The report, which followed questioning of the corporation's former chief executive Duncan Hall in March, claimed many of the benefits achieved for Teesside could have been gained with greater adherence to the principles of good governance.
Dave Walsh (Lab), leader of Redcar & Cleveland BC, said the corporation had developed a reputation for picking off 'soft' developments in retail and leisure instead of focusing on hard-end work.
One of the corporation's most high-profile tasks was the planned redevelopment of Middlehaven docks in Middlesbrough, the biggest regeneration project in the north-east.
'When the Teeside Development Corporation was in place, substantial progress was not made,' said a spokesman for Middlesbrough Council.
'It managed to unify a lot of the parcels of land, but a lot of the fundamentals - the physical work, for example, and a strategic marketing plan - were not in place.'
But Brian Dinsdale, chief executive of Hartlepool BC, said Hartlepool had always found the corporation a 'good partner'.

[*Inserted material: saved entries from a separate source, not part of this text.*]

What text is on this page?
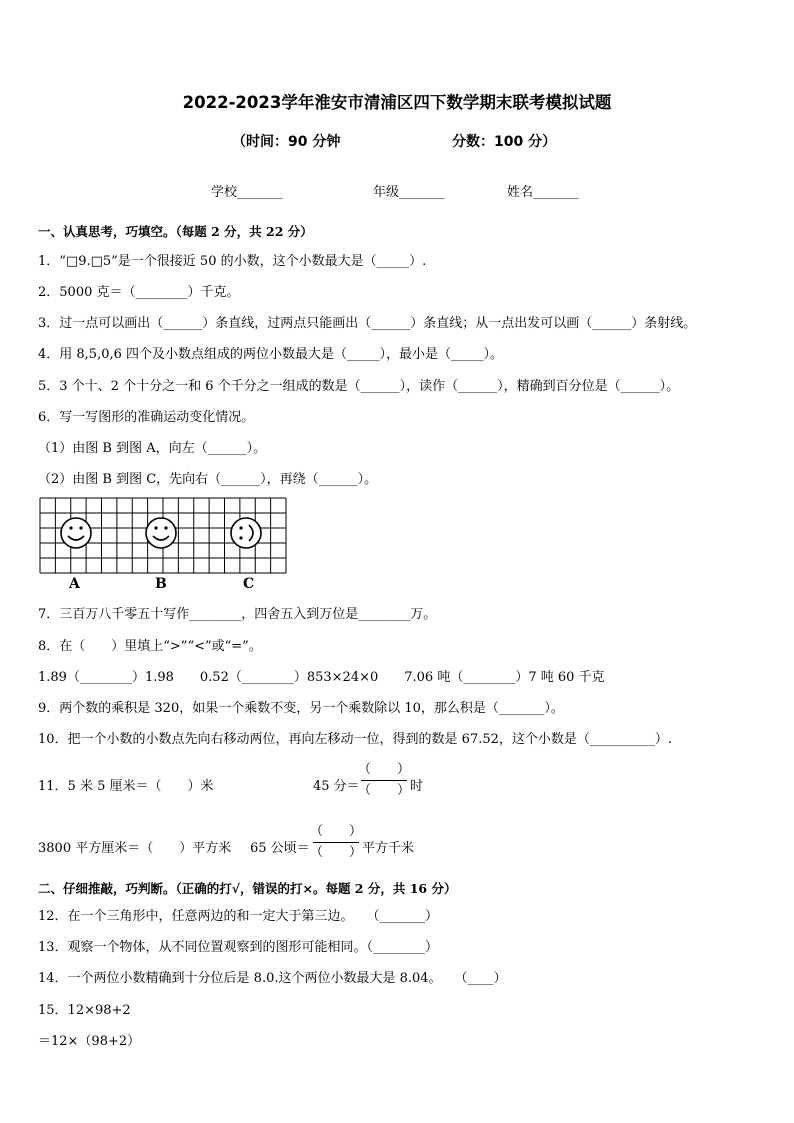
2022-2023学年淮安市清浦区四下数学期末联考模拟试题
（时间：90 分钟	分数：100 分）
学校_______	年级_______	姓名_______
一、认真思考，巧填空。（每题 2 分，共 22 分）
1．“□9.□5”是一个很接近 50 的小数，这个小数最大是（_____）.
2．5000 克＝（________）千克。
3．过一点可以画出（______）条直线，过两点只能画出（______）条直线；从一点出发可以画（______）条射线。
4．用 8,5,0,6 四个及小数点组成的两位小数最大是（_____），最小是（_____）。
5．3 个十、2 个十分之一和 6 个千分之一组成的数是（______），读作（______），精确到百分位是（______）。
6．写一写图形的准确运动变化情况。
（1）由图 B 到图 A，向左（______）。
（2）由图 B 到图 C，先向右（______），再绕（______）。
A	B	C
7．三百万八千零五十写作________，四舍五入到万位是________万。
8．在（　　）里填上“>”“<”或“=”。
1.89（________）1.98　　0.52（________）853×24×0　　7.06 吨（________）7 吨 60 千克
9．两个数的乘积是 320，如果一个乘数不变，另一个乘数除以 10，那么积是（_______）。
10．把一个小数的小数点先向右移动两位，再向左移动一位，得到的数是 67.52，这个小数是（__________）.
11．5 米 5 厘米＝（　　）米	45 分＝
（　　）
（　　） 时
3800 平方厘米＝（　　）平方米 65 公顷＝
（　　）
（　　） 平方千米
二、仔细推敲，巧判断。（正确的打√，错误的打×。每题 2 分，共 16 分）
12．在一个三角形中，任意两边的和一定大于第三边。　　（_______）
13．观察一个物体，从不同位置观察到的图形可能相同。（________）
14．一个两位小数精确到十分位后是 8.0.这个两位小数最大是 8.04。　　（____）
15．12×98+2
＝12×（98+2）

'Their objectives were very similar to ours, and it always helps if you're singing from the same hymn sheet.'
Mr Hall was accused of disregarding the guidance of the Treasury and the Department of the Environment by, for example, granting a mortgage even though the making of loans was not allowed.
However Mr Hall denied allegations put by the committee that a secret bank account was opened up by the corporation and documents illictly shredded.
The former Department of the Environment - from which the corporation received government grants worth£354m - also came in for criticism.